En uno de los momentos más divertidos de Ninotchka (1939), la desternillante parodia de Ernst Lubitsch sobre la Guerra Fría, el personaje interpretado por Greta Garbo, una soviética ortodoxa de gesto adusto, mirando las luces de París dice que son “la decadencia de Occidente”. A lo que el personaje de Melvin Douglas, un noble sin un duro pero gusto por la buena vida, replica: “Sí, pero cómo brilla la decadencia”. Ninotchcka, por cierto, al final acaba rendida por los encantos del capitalismo. En clave más dramática, el actor y director Ralph Fiennes, cuenta la huida de la antigua Unión Soviética del bailarín Rudolf Nureyev, leyenda de la danza del siglo XX, quien acabó abandonando su país no tanto por una decisión premeditada sino obligado a escoger ante un castigo desconocido pero probablemente insoportable o esas decadentes y brillantes luces de París. Una opción trágica porque lo aleja de su familia y sus seres queridos o incluso peor, los obliga a sufrir un castigo inmerecido.
Ralph Fiennes (Sufolk, 1962) no solo es un actor popular y prestigioso gracias a papeles de alto calibre como el de La lista de Schindler (Steven Spielberg, 1993), la película que lo encumbró, o su participación en las dos primeras partes de Harry Potter, también es un director inspirado que debutó con la portentosa Coriolanus (2011), confirmó su talento con la exquisita La mujer invisible (2013) y se supera con esta El bailarín en la que huye del biopic al uso para centrarse en un episodio muy concreto de la vida de Nureyev, su encuentro y fascinación con París durante una gira del Bolshoi, la legendaria compañía de baile de Moscú.
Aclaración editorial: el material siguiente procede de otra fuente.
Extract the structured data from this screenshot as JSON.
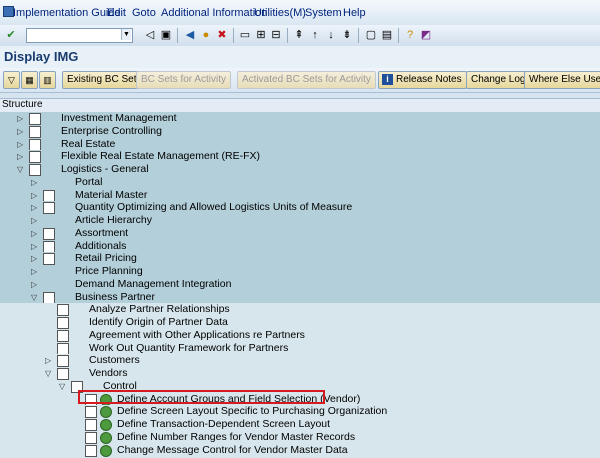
{
  "menu": [
    "Implementation Guide",
    "Edit",
    "Goto",
    "Additional Information",
    "Utilities(M)",
    "System",
    "Help"
  ],
  "title": "Display IMG",
  "app_toolbar": {
    "existing_bc_sets": "Existing BC Sets",
    "bc_sets_for_activity": "BC Sets for Activity",
    "activated_bc_sets": "Activated BC Sets for Activity",
    "release_notes": "Release Notes",
    "change_log": "Change Log",
    "where_else_used": "Where Else Used"
  },
  "structure_header": "Structure",
  "highlighted_item": "Define Account Groups and Field Selection (Vendor)",
  "tree": [
    {
      "label": "Investment Management",
      "level": 0,
      "expand": "collapsed",
      "icon": "doc",
      "shade": "dark"
    },
    {
      "label": "Enterprise Controlling",
      "level": 0,
      "expand": "collapsed",
      "icon": "doc",
      "shade": "dark"
    },
    {
      "label": "Real Estate",
      "level": 0,
      "expand": "collapsed",
      "icon": "doc",
      "shade": "dark"
    },
    {
      "label": "Flexible Real Estate Management (RE-FX)",
      "level": 0,
      "expand": "collapsed",
      "icon": "doc",
      "shade": "dark"
    },
    {
      "label": "Logistics - General",
      "level": 0,
      "expand": "expanded",
      "icon": "doc",
      "shade": "dark"
    },
    {
      "label": "Portal",
      "level": 1,
      "expand": "collapsed",
      "icon": "none",
      "shade": "dark"
    },
    {
      "label": "Material Master",
      "level": 1,
      "expand": "collapsed",
      "icon": "doc",
      "shade": "dark"
    },
    {
      "label": "Quantity Optimizing and Allowed Logistics Units of Measure",
      "level": 1,
      "expand": "collapsed",
      "icon": "doc",
      "shade": "dark"
    },
    {
      "label": "Article Hierarchy",
      "level": 1,
      "expand": "collapsed",
      "icon": "none",
      "shade": "dark"
    },
    {
      "label": "Assortment",
      "level": 1,
      "expand": "collapsed",
      "icon": "doc",
      "shade": "dark"
    },
    {
      "label": "Additionals",
      "level": 1,
      "expand": "collapsed",
      "icon": "doc",
      "shade": "dark"
    },
    {
      "label": "Retail Pricing",
      "level": 1,
      "expand": "collapsed",
      "icon": "doc",
      "shade": "dark"
    },
    {
      "label": "Price Planning",
      "level": 1,
      "expand": "collapsed",
      "icon": "none",
      "shade": "dark"
    },
    {
      "label": "Demand Management Integration",
      "level": 1,
      "expand": "collapsed",
      "icon": "none",
      "shade": "dark"
    },
    {
      "label": "Business Partner",
      "level": 1,
      "expand": "expanded",
      "icon": "doc",
      "shade": "dark"
    },
    {
      "label": "Analyze Partner Relationships",
      "level": 2,
      "expand": "none",
      "icon": "doc",
      "shade": "light"
    },
    {
      "label": "Identify Origin of Partner Data",
      "level": 2,
      "expand": "none",
      "icon": "doc",
      "shade": "light"
    },
    {
      "label": "Agreement with Other Applications re Partners",
      "level": 2,
      "expand": "none",
      "icon": "doc",
      "shade": "light"
    },
    {
      "label": "Work Out Quantity Framework for Partners",
      "level": 2,
      "expand": "none",
      "icon": "doc",
      "shade": "light"
    },
    {
      "label": "Customers",
      "level": 2,
      "expand": "collapsed",
      "icon": "doc",
      "shade": "light"
    },
    {
      "label": "Vendors",
      "level": 2,
      "expand": "expanded",
      "icon": "doc",
      "shade": "light"
    },
    {
      "label": "Control",
      "level": 3,
      "expand": "expanded",
      "icon": "doc",
      "shade": "light"
    },
    {
      "label": "Define Account Groups and Field Selection (Vendor)",
      "level": 4,
      "expand": "none",
      "icon": "exec",
      "shade": "light"
    },
    {
      "label": "Define Screen Layout Specific to Purchasing Organization",
      "level": 4,
      "expand": "none",
      "icon": "exec",
      "shade": "light"
    },
    {
      "label": "Define Transaction-Dependent Screen Layout",
      "level": 4,
      "expand": "none",
      "icon": "exec",
      "shade": "light"
    },
    {
      "label": "Define Number Ranges for Vendor Master Records",
      "level": 4,
      "expand": "none",
      "icon": "exec",
      "shade": "light"
    },
    {
      "label": "Change Message Control for Vendor Master Data",
      "level": 4,
      "expand": "none",
      "icon": "exec",
      "shade": "light"
    }
  ]
}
En Francia, el joven talento traba amistad con una sofisticada y rica chilena (Adèle Exarchoupoulos), se deja deslumbrar por la exuberancia del cabaret y disfruta los restaurantes caros aunque le traten como un campesino (cosa que para un hombre orgulloso como él no era plato de buen gusto).
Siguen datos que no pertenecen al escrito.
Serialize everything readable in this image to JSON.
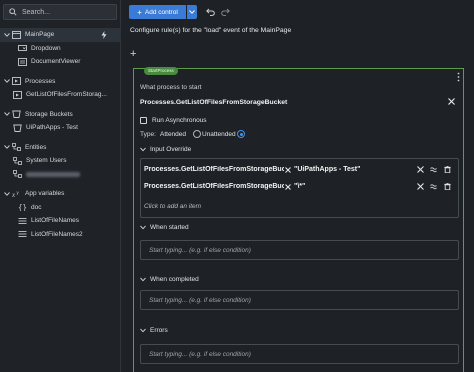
{
  "sidebar": {
    "search_placeholder": "Search...",
    "tree": [
      {
        "label": "MainPage",
        "type": "group",
        "selected": true
      },
      {
        "label": "Dropdown",
        "type": "item"
      },
      {
        "label": "DocumentViewer",
        "type": "item"
      },
      {
        "label": "Processes",
        "type": "group"
      },
      {
        "label": "GetListOfFilesFromStorag...",
        "type": "item"
      },
      {
        "label": "Storage Buckets",
        "type": "group"
      },
      {
        "label": "UiPathApps - Test",
        "type": "item"
      },
      {
        "label": "Entities",
        "type": "group"
      },
      {
        "label": "System Users",
        "type": "item"
      },
      {
        "label": "",
        "type": "item-blurred"
      },
      {
        "label": "App variables",
        "type": "group"
      },
      {
        "label": "doc",
        "type": "item"
      },
      {
        "label": "ListOfFileNames",
        "type": "item"
      },
      {
        "label": "ListOfFileNames2",
        "type": "item"
      }
    ]
  },
  "toolbar": {
    "add_control_label": "Add control"
  },
  "main": {
    "title": "Configure rule(s) for the \"load\" event of the MainPage",
    "add_symbol": "+"
  },
  "rule": {
    "tag": "StartProcess",
    "process_label": "What process to start",
    "process_value": "Processes.GetListOfFilesFromStorageBucket",
    "run_async_label": "Run Asynchronous",
    "type_label": "Type:",
    "type_options": [
      "Attended",
      "Unattended"
    ],
    "type_selected": "Unattended",
    "input_override_label": "Input Override",
    "overrides": [
      {
        "key": "Processes.GetListOfFilesFromStorageBucket...",
        "value": "\"UiPathApps - Test\""
      },
      {
        "key": "Processes.GetListOfFilesFromStorageBucket...",
        "value": "\"\\*\""
      }
    ],
    "add_item_label": "Click to add an item",
    "when_started_label": "When started",
    "when_completed_label": "When completed",
    "errors_label": "Errors",
    "typing_placeholder": "Start typing... (e.g. if else condition)"
  },
  "colors": {
    "accent": "#3a7bd5",
    "rule_border": "#5b9e4a",
    "background": "#1e2227"
  }
}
Decía Fellini que había nacido en un tren, lo cual no era cierto, pero le gustaba contarlo porque así pensaba que aumentaba su leyenda. El que sí nació en un tren fue Nureyev, algo que le marcó para siempre y le dio alma de nómada, lo suyo era un tránsito más que la fidelidad a la bandera. Como Camus con el idioma francés, que decía que era su patria, la danza era la de un artista descomunal que después de su deserción asombró al mundo entero con un talento irrepetible. A Fiennes le interesa ese momento de sorpresa y despertar del bailarín en Francia, ese instante en el que, como cuando era niño y fue con su madre a la ópera después de que ganara unas entradas en un sorteo, supo que aquel era su lugar. Y a ese Nureyev joven e impetuoso que desafía a sus vigilantes escapando todas las noches conocemos. Todo ello, intercalado con numerosos flashbacks en los que vemos imágenes de la dura infancia del artista, en un pueblo perdido de Rusia cercano a Kazajistán, o sobre todo, su extraña relación con su profesor de ballet en Moscú (interpretado por el propio Fiennes), con el que convive mientras le acosa la mujer del maestro.
Interpretada con convicción por Oleg Ivenko, vemos a un Nureyev revolucionario e impulsivo, con notorias dificultades para amoldarse a la rigidez y las imposturas de la vida en la Unión Soviética. Es un Nureyev transgresor y genial que se enfrenta tanto a la ortodoxia de la danza clásica en su país, que cree que se enseña de manera anticuada, como a las propias autoridades, que se empeñan en controlar a un alma libre por definición. A Fiennes le interesa, sobre todo, el Nureyev artista, el genio precoz, el hombre disciplinado y entregado a su arte dispuesto a cualquier cosa para ser el mejor. Un hombre brillante condenado a una vida de miseria y cárcel o incluso la muerte en la tesitura de escoger entre sí mismo y todos los que lo rodean. En la estela del artista sublime por antonomasia, Nureyev representa la voluntad pura, la irremediable fuerza de la vocación que define a los grandes maestros.